Alguns riscos de giz são suficientes a Erwin Neher, para explicar segredos das células humanas a seu hóspede. Simples, mas genial – assim sempre é descrita a técnica de patch clamp, criada por Neher e Bert Sakmann e que esclareceu a função dos canais iônicos nas células, trazendo aos dois pesquisadores o Prêmio Nobel de Fisiologia ou Medicina em 1991.
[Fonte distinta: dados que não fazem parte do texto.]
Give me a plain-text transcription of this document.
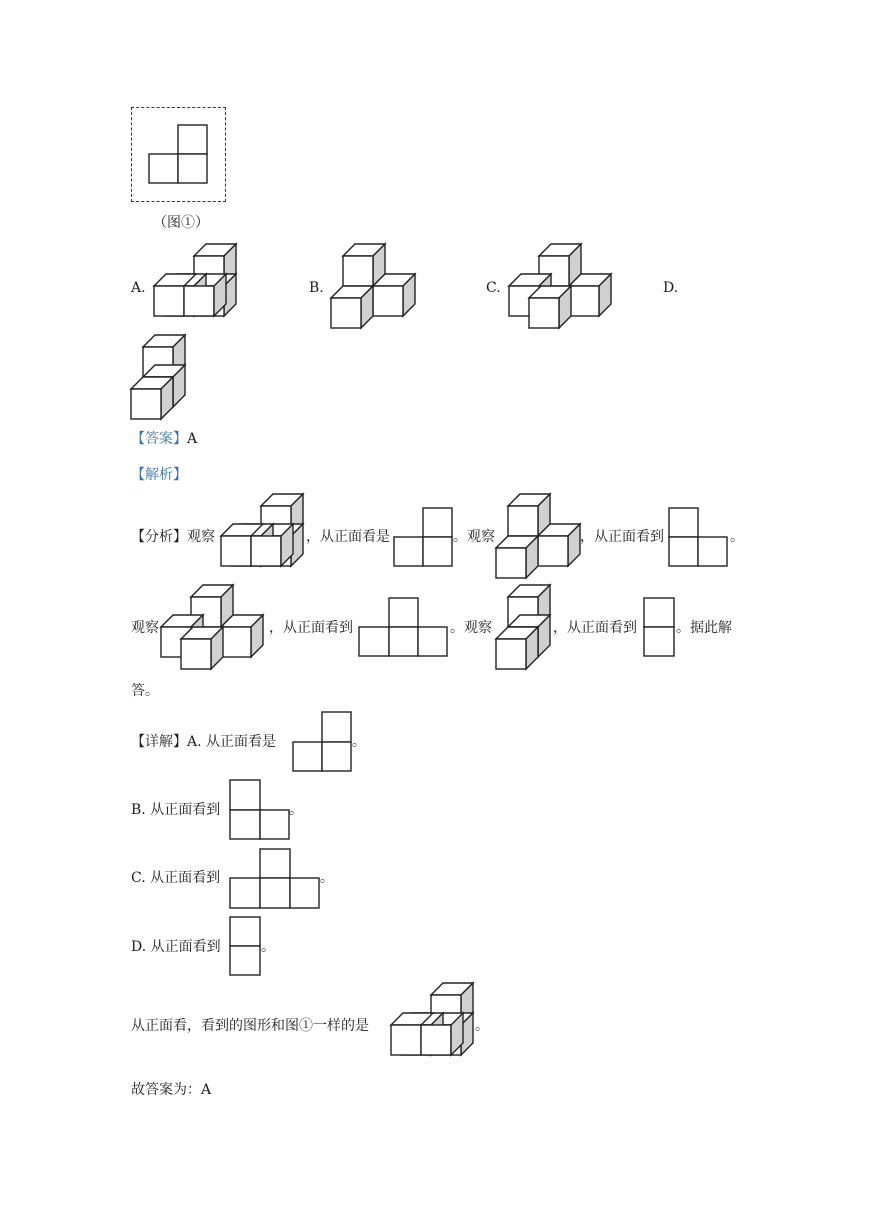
（图①）
A.	B.	C.	D.
【答案】A
【解析】
【分析】观察	，从正面看是	。观察	，从正面看到	。
观察	，从正面看到	。观察	，从正面看到	。据此解
答。
【详解】A. 从正面看是	。
B. 从正面看到	。
C. 从正面看到	。
D. 从正面看到	。
从正面看，看到的图形和图①一样的是	。
故答案为：A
“Meu departamento no Instituto Max Planck de Química e Biofísica, em Göttingen, ocupa-se atualmente com neurotransmissores, substâncias semioquímicas, que atuam nas nossas células nervosas através das sinapses. Para isto, nós nos concentramos numa sinapse do nervo auditivo. Aí está a chave de conhecimentos valiosos sobre o processamento de sinais acústicos. Ainda não entendemos de forma suficiente o processo da audição. Talvez as nossas pesquisas contribuam para esclarecer fenômenos como a capacidade de localização de sons. Já que trabalhamos com uma sinapse típica para o sistema nervoso, esperamos obter também de maneira geral melhor compreensão básica de processos importantes como a aprendizagem ou a memória. Aliás, a maior parte das enfermidades incuráveis são doenças degenerativas do sistema nervoso como, por exemplo, Alzheimer. Elas são incuráveis, porque não entendemos o sistema nervoso. Assim, o nosso trabalho pode prestar aqui uma contribuição para o futuro”.
Com a técnica de patch clamp, Neher e Sakmann lograram isolar, pela primeira vez, um minúsculo canal iônico, decifrando assim a comunicação celular. Neher vê diversas chances na busca de visões cada vez mais profundas: “Um potencial especial tem, por exemplo, o trabalho do meu colega de Göttingen, Stefan Hell. Ele chegou até ao setor nanométrico com o seu aperfeiçoamento do micro­scópio óptico. Com a técnica de patch clamp, já havíamos criado, há 30 anos, as bases para medir os mais finos sinais das células. Mas também aqui existe ainda potencial para o futuro. A firma Nanion, de Munique, desenvolveu um processo automático de patch clamp, baseado em chip eletrônico, com o qual podem ser testadas inúmeras substâncias em muito pouco tempo. Isto vai acelerar de forma substancial o desenvolvimento de novos medicamentos”.
Para Erwin Neher, outros potenciais para o futuro estão no exame de canais iônicos com mutação artificial: “Muitas doenças hereditárias podem ser atribuídas à mutação de canais iônicos. Podemos ‘simular’ tais mutações em modelos animais, estudar suas funções modificadas e extrair assim conclusões importantes sobre o surgimento das doenças hereditárias – o que pode levar a novos métodos de terapia. Desta maneira, já pôde ser desenvolvida uma terapia para a diabetes infantil. E talvez se possa, de forma semelhante, obter o controle também sobre outras doenças.